Ecrit par Steve Mvondo
Au Mali, la liberté d’expression n’a pas été supprimée. Elle s’est simplement vidée de sa substance, comme un droit dont il ne reste que le mot. Sur le papier, les journalistes peuvent toujours publier, débattre et informer. Mais dans la réalité, le silence gagne du terrain.
Depuis la prise de pouvoir par les militaires en 2020, la liberté d’expression au Mali s’est transformée en acte de courage parfois même de défi.

Chaque reportage, chaque mot prononcé à l’antenne, chaque publication sur les réseaux sociaux se pèse désormais avec précaution. Derrière chaque ligne, plane le risque d’être convoqué, censuré, arrêté, ou simplement effacé du débat public. Informer est encore possible, mais exercer cette liberté a désormais un prix.
Plusieurs figures publiques en ont déjà fait les frais. Moussa Mara, ancien Premier ministre, Mohamed Bathily, dit Ras Bath, célèbre chroniqueur et animateur radio, ainsi que d’autres journalistes, influenceurs et leaders d’opinion, ont été inquiétés, arrêtés ou portés disparus après avoir exprimé des opinions critiques à l’égard du pouvoir.


La peur ne se proclame pas, elle s’installe. Dans les rédactions, elle se glisse entre deux phrases. Dans les studios, elle s’entend dans les silences. Sur les réseaux, elle se devine dans les mots codés, les prudences calculées.

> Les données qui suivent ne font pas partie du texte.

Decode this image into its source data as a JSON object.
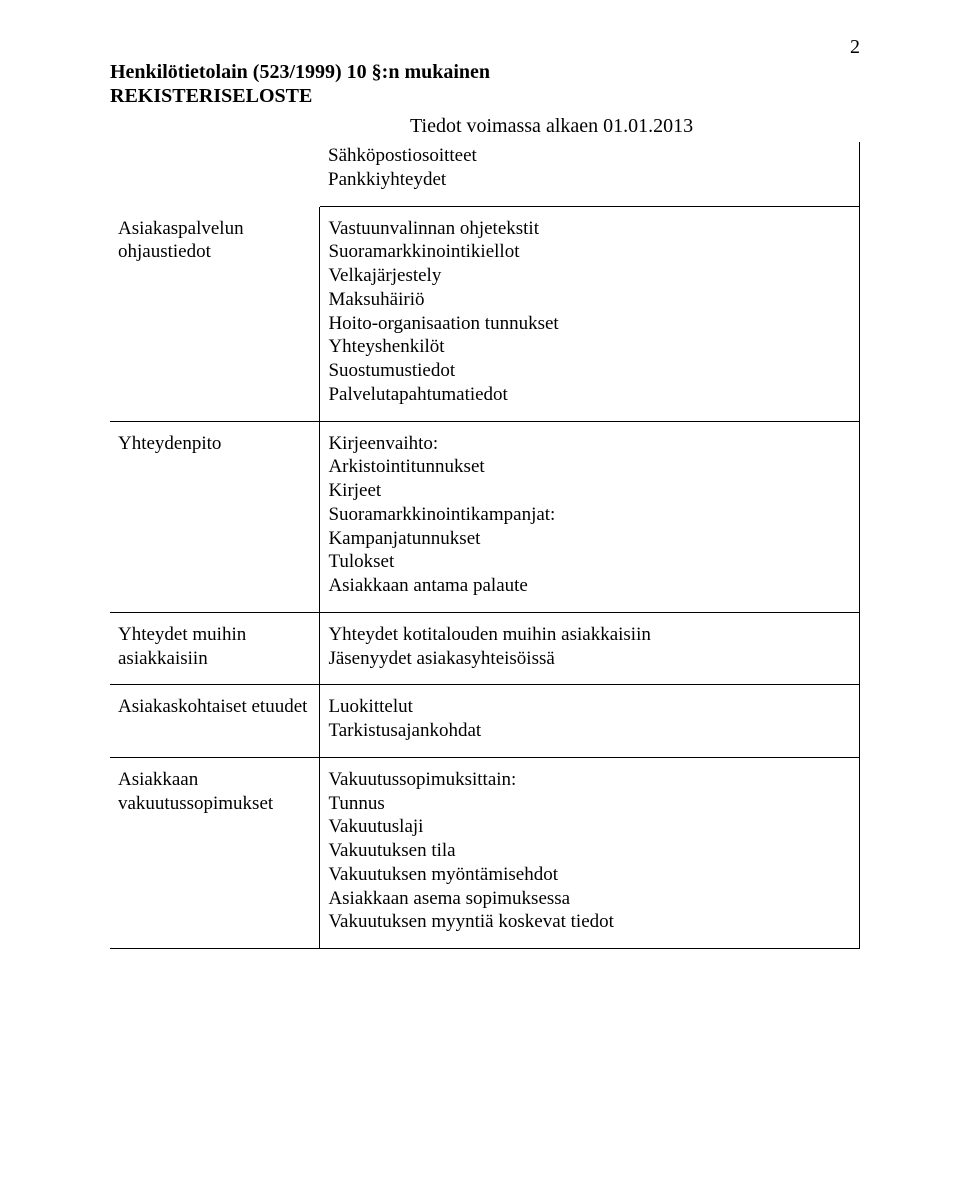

Les journalistes maliens n’ont jamais autant parlé de liberté, mais rarement avec autant de retenue.
Quand informer devient suspect
Depuis 2021, plusieurs médias internationaux ont été suspendus : RFI, France 24, Jeune Afrique, ou encore Le Monde Afrique, accusés de porter atteinte à l’image du pays.
Des journalistes locaux, eux, ont été interpellés, intimidés ou mis sous surveillance. D’autres ont préféré s’exiler, le temps que « les choses se calment ».
Le simple fait d’évoquer certains sujets la gouvernance, les affaires militaires, les relations diplomatiques peut valoir une convocation au nom de la « sécurité nationale ».
« On peut parler, oui, mais pas de tout, et surtout pas de tous. »
confie un journaliste d’une radio privée à Bamako. Le message est clair : la liberté d’expression existe, tant qu’elle ne dérange personne.
Face à ce climat, l’autocensure s’est installée comme un réflexe de survie.
Des journalistes réécrivent leurs papiers plusieurs fois pour éviter « les mots qui fâchent ».
Certains médias préfèrent ne plus couvrir la politique nationale, se concentrant sur la culture, le sport ou la vie associative. D’autres renoncent à diffuser certaines enquêtes, par crainte de « problèmes ». L’autocensure n’est pas imposée par décret ; elle s’impose d’elle-même, par épuisement, par peur ou par prudence.
Dans un contexte où l’information dérange, le silence devient une stratégie professionnelle.
Les réseaux sociaux sous haute surveillance
Autrefois perçus comme un espace de liberté, les réseaux sociaux sont désormais un champ miné. Des influenceurs proches du pouvoir orchestrent des campagnes d’intimidation en ligne contre les journalistes jugés « trop critiques ».
Certains comptes anonymes relayent des informations personnelles, publient des menaces, ou accusent les journalistes d’être « anti-patriotes ».
Des citoyens ordinaires ont été interpellés pour des publications jugées hostiles à la transition. « Les murs ont toujours eu des oreilles. Aujourd’hui, les écrans en ont aussi. » témoigne une journaliste en ligne.
La liberté d’expression existe, mais fragile
Le Mali reste un pays où la parole circule, où les débats existent encore. Mais cette liberté est aujourd’hui conditionnée : on peut parler, tant qu’on ne touche pas à ce qui dérange. La promesse constitutionnelle d’une presse libre se heurte à une réalité faite de surveillance, d’intimidation et de fatigue morale. Pourtant, la presse malienne n’a jamais été aussi déterminée à survivre Elle s’adapte, se réinvente, s’organise. Dans les zones rurales comme dans les capitales, des voix continuent de se lever, souvent dans l’anonymat, parfois dans la peur, mais toujours avec la même idée : dire, malgré tout.
Dans un pays où chaque mot peut coûter cher, écrire devient un acte intime de résistance.
Les journalistes maliens ne réclament pas des privilèges, seulement le droit de faire leur travail sans craindre d’y laisser leur liberté. Leur plume n’est pas militante ; elle est humaine.
Parce qu’au Mali, la liberté d’expression n’a pas disparu. Elle survit mais pas toujours après l’expression.